Une brûlante usure, Journal 2016-2017, Gérard Bocholier (par Luc-André Sagne)

Ecrit par André Sagne , le Lundi, 06 Mars 2023. , dans Cette semaine, Les Livres, Critiques, La Une Livres, Biographie

Une brûlante usure, Journal 2016-2017, Gérard Bocholier, éditions Le Silence qui roule, Coll. Les Cahiers du Silence, 2020, 152 pages, 15 € . Ecrivain(s): Gérard Bocholier

 

Auteur d’une œuvre conséquente, commencée au mitan des années 1970 et marquée de plusieurs prix et distinctions, Gérard Bocholier nous ouvre les portes de son atelier de création, là où il puise son inspiration et forge son écriture, au travers de deux années de son journal qu’il publie en 2020. Une occasion rare de pénétrer dans l’intimité du poète.
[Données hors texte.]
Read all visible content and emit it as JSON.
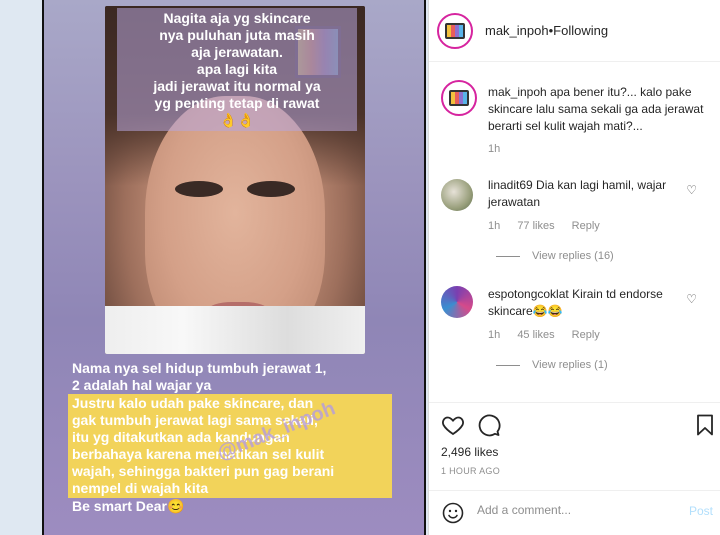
{
  "story": {
    "top_caption": [
      "Nagita aja yg skincare",
      "nya puluhan juta masih",
      "aja jerawatan.",
      "apa lagi kita",
      "jadi jerawat itu normal ya",
      "yg penting tetap di rawat"
    ],
    "top_emoji": "👌👌",
    "plain_lines": [
      "Nama nya sel hidup tumbuh jerawat 1,",
      "2 adalah hal wajar ya"
    ],
    "highlight_lines": [
      "Justru kalo udah pake skincare, dan",
      "gak tumbuh jerawat lagi sama sekali,",
      "itu yg ditakutkan ada kandungan",
      "berbahaya karena mematikan sel kulit",
      "wajah, sehingga bakteri pun gag berani",
      "nempel di wajah kita"
    ],
    "closing": "Be smart Dear😊",
    "watermark": "@mak_inpoh"
  },
  "header": {
    "username": "mak_inpoh",
    "separator": " • ",
    "follow_status": "Following"
  },
  "caption": {
    "username": "mak_inpoh",
    "text": "apa bener itu?... kalo pake skincare lalu sama sekali ga ada jerawat berarti sel kulit wajah mati?...",
    "time": "1h"
  },
  "comments": [
    {
      "username": "linadit69",
      "text": "Dia kan lagi hamil, wajar jerawatan",
      "time": "1h",
      "likes": "77 likes",
      "reply": "Reply",
      "view_replies": "View replies (16)"
    },
    {
      "username": "espotongcoklat",
      "text": "Kirain td endorse skincare😂😂",
      "time": "1h",
      "likes": "45 likes",
      "reply": "Reply",
      "view_replies": "View replies (1)"
    }
  ],
  "actions": {
    "likes": "2,496 likes",
    "time_ago": "1 HOUR AGO"
  },
  "add_comment": {
    "placeholder": "Add a comment...",
    "post_label": "Post"
  },
  "colors": {
    "ring": "#d6249f",
    "muted": "#8e8e8e",
    "post_disabled": "#b2dffc",
    "highlight": "#f2d35a"
  }
}
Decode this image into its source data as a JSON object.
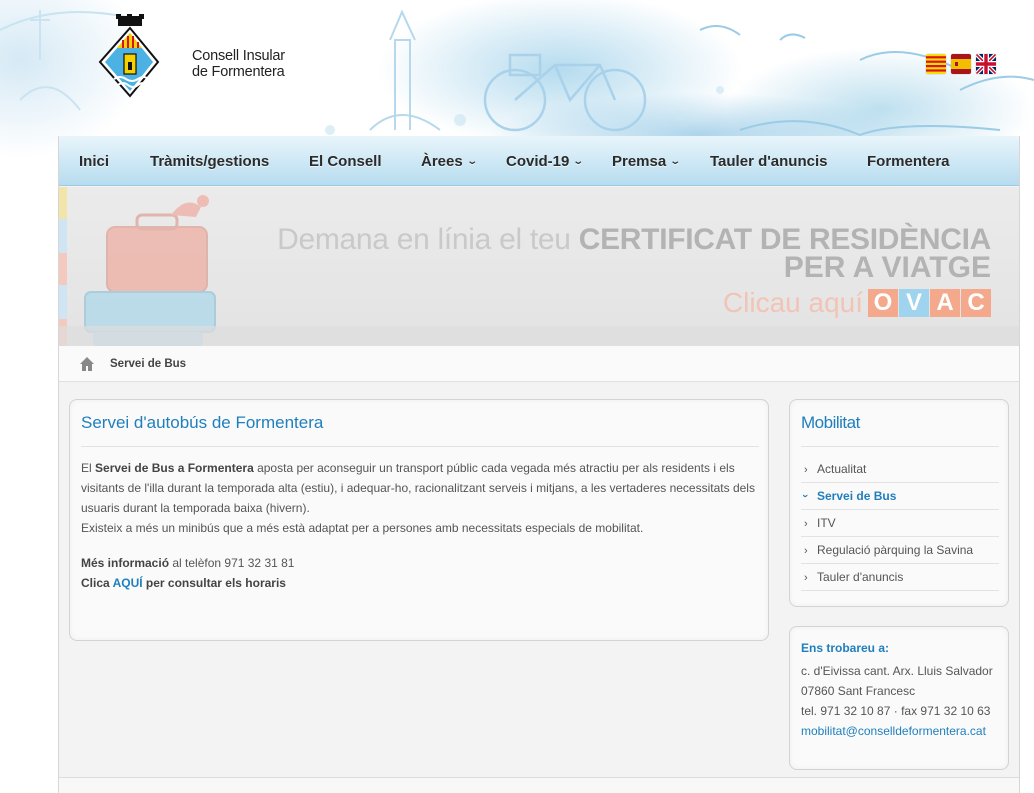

Tenir un journal pour lui, c’est d’abord, à la suite d’Antoine Emaz, écrire « un récit minimal, une autobiographie par défaut » mais c’est aussi « une autre forme de portrait ». Affaire de toute une vie (il n’a que 19 ans à peine quand il débute son premier journal), ce travail de diariste, par la force des choses, est un révélateur de soi pour les autres mais aussi pour soi-même. Ainsi, à un ami qui trouve ces pages tristes, Gérard Bocholier reconnaît « ce fonds très lourd et très opaque qui est le fondement de tout : une tristesse qui remonte à l’enfance, que rien n’a jamais pu chasser ».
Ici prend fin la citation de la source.